A terceira parte da obra, Ancorando experiências plurais começa com retalhos sobre a exclusão das mulheres. António Nunes focaliza o contexto português, num texto «despretensioso». Acentua como projetos como o que aqui se reflete, contribuem para a desconstrução de clichés (sic) sobre as mulheres construídos no Estado Novo. Defende a viabilidade duma ponte histórica pela visibilização de percursos femininos de resistência.

A construção de lideranças num contexto de (in)diferença testemunha transformação organizacional pela participação. Fátima Veiga preocupa-se com exclusão social, num quadro de retrocesso legal, simbólico e histórico «em termos de direitos adquiridos» (p. 254) centrado no reforço do masculino. Contextualiza as representações acerca da utilidade social das mulheres, que articula com o apoio da EAPN a pessoas em situações de desfavorecimento. Como participante, reflete sobre tópicos, motivação, dominância do feminino e metodologia.

Pela mão de Ionut Cosmin Nada, acedemos à dimensão mais humana do trabalho. Num texto autobiográfico, este jovem romeno assume o olhar como imigrante acolhido no seio de outro povo. Vê a sociedade portuguesa como possibilidade. Reflete sobre a metodologia do projeto. Elabora sobre igualdade e partilha de lideranças e o seu percurso de literacia. Examina lideranças partilhadas e qualidade de vida. Na primeira pessoa, termina: «Ganhei (…) uma consciência outra tanto em relação aos temas tratados, como em relação às minhas práticas e ações quotidianas» (p. 284). Que melhores resultados?

Filiada na Sementes de Futuro e jornalista, Filipa Júlio inspira na partilha duma experiência distinta de outras ações – a arte como meio e fim da expressão pessoal. Permite realçar o potencial apropriativo do projeto. Uma efetiva intertextualidade cobre imagens, texto escrito e voz… a mensagem de continuidade na máxima Transformamos, transformando-nos, cultivamos, cultivando-nos, visando a sustentabilidade do projecto social» (p. 295).

O texto de Raquel Ribeiro e Claúdia Múrias discute o contributo do projeto. Cruza dados percentuais e vozes. Aborda a metodologia. Evidencia a diversidade das pessoas participantes, motivações, enriquecimento pessoal e mudança de atitudes e práticas. Acentuando os efeitos transformadores do projeto, permite a reflexão para futuro.

Helena Araújo, no posfácio, assume deixar-se seduzir por algumas das linhas do livro.
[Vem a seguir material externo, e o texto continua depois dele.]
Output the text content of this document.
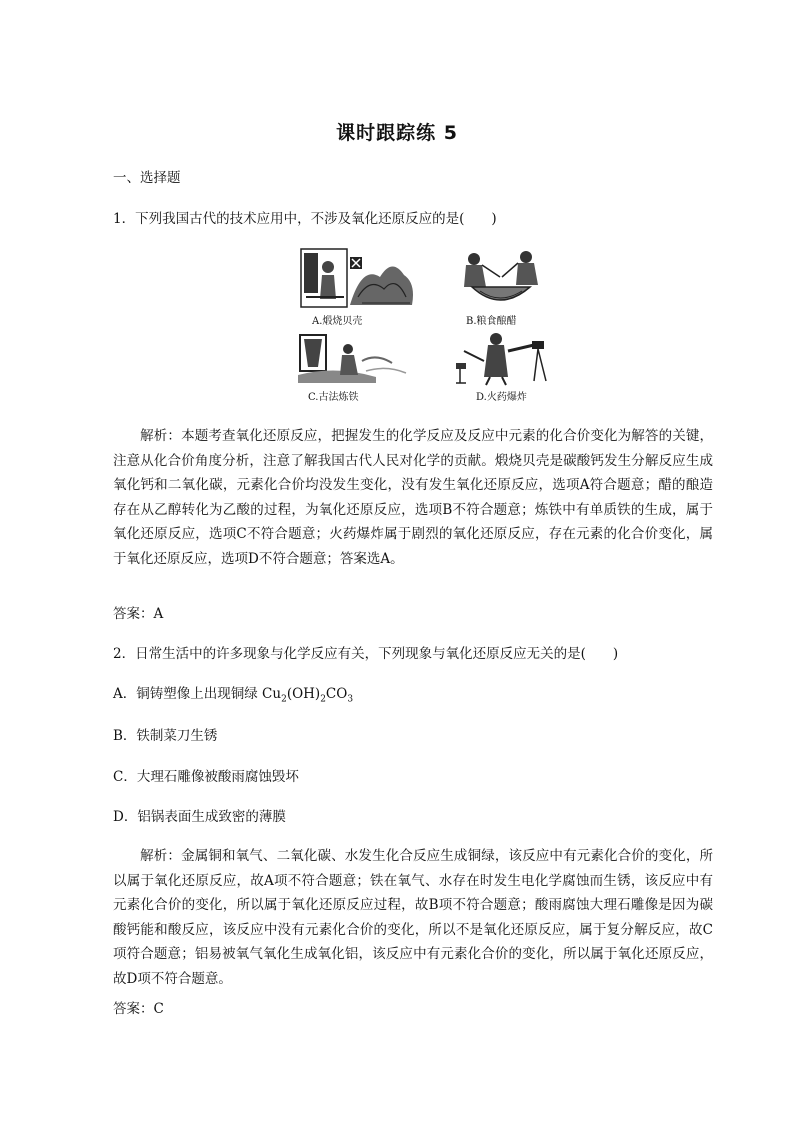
课时跟踪练 5
一、选择题
1．下列我国古代的技术应用中，不涉及氧化还原反应的是(　　)
A.煅烧贝壳	B.粮食酿醋
C.古法炼铁	D.火药爆炸
解析：本题考查氧化还原反应，把握发生的化学反应及反应中元素的化合价变化为解答的关键，注意从化合价角度分析，注意了解我国古代人民对化学的贡献。煅烧贝壳是碳酸钙发生分解反应生成氧化钙和二氧化碳，元素化合价均没发生变化，没有发生氧化还原反应，选项A符合题意；醋的酿造存在从乙醇转化为乙酸的过程，为氧化还原反应，选项B不符合题意；炼铁中有单质铁的生成，属于氧化还原反应，选项C不符合题意；火药爆炸属于剧烈的氧化还原反应，存在元素的化合价变化，属于氧化还原反应，选项D不符合题意；答案选A。
答案：A
2．日常生活中的许多现象与化学反应有关，下列现象与氧化还原反应无关的是(　　)
A．铜铸塑像上出现铜绿 $Cu_2(OH)_2CO_3$
B．铁制菜刀生锈
C．大理石雕像被酸雨腐蚀毁坏
D．铝锅表面生成致密的薄膜
解析：金属铜和氧气、二氧化碳、水发生化合反应生成铜绿，该反应中有元素化合价的变化，所以属于氧化还原反应，故A项不符合题意；铁在氧气、水存在时发生电化学腐蚀而生锈，该反应中有元素化合价的变化，所以属于氧化还原反应过程，故B项不符合题意；酸雨腐蚀大理石雕像是因为碳酸钙能和酸反应，该反应中没有元素化合价的变化，所以不是氧化还原反应，属于复分解反应，故C项符合题意；铝易被氧气氧化生成氧化铝，该反应中有元素化合价的变化，所以属于氧化还原反应，故D项不符合题意。
答案：C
Acentua novos «registos duma linguagem que sublinha o que se procura de novo» (p. 323).

Como avaliadoras externas, que dialogaram com o projeto, congratulamo-nos também com o aval dado à equipa, quando questionadas quanto ao potencial valor da obra para publicação.

 

Notas:

1A obra em análise foi produto do projeto Literacia para a Igualdade de Género e Qualidade de Vida Lideranças Partilhadas, cujas avaliadoras externas foram Eunice Macedo e Amélia Macedo, no âmbito da parceria entre a Fundação Cuidar O Futuro e o Instituto Paulo Freire de Portugal. Detalhes sobre a obra podem ser consultados no Relatório do Projeto.

2Fernanda Henriques apela a este conceito em «As teias da razão: A racionalidade hermenêutica e o feminismo» na obra organizada por M. Luísa Ribeiro Ferreira As teias que as mulheres tecem, de 2003.

3Ideia central ao texto de Valerie Hey, na ex aequo 7, de 2002.

4Categorização utilizada por Madeleine Arnot, em Gender voices in the classroom, em 2006, distinguindo tradições no uso da voz.

5Paulo Freire estabelece, com este neologismo, a articulação inalienável entre palavra e mundo.

6Andrea Peniche e Eunice Macedo exploram este tema, em 2004, na recensão duma obra de Maria Zambrano, na ex aequo, 9.

7Na linha de Inclusion and democracy, de 2002.

8Expressão que traduz a denominação utilizada por Ann Baker, Patricia Jensen e David Kolb em Conversation as experimental learning, de 2002.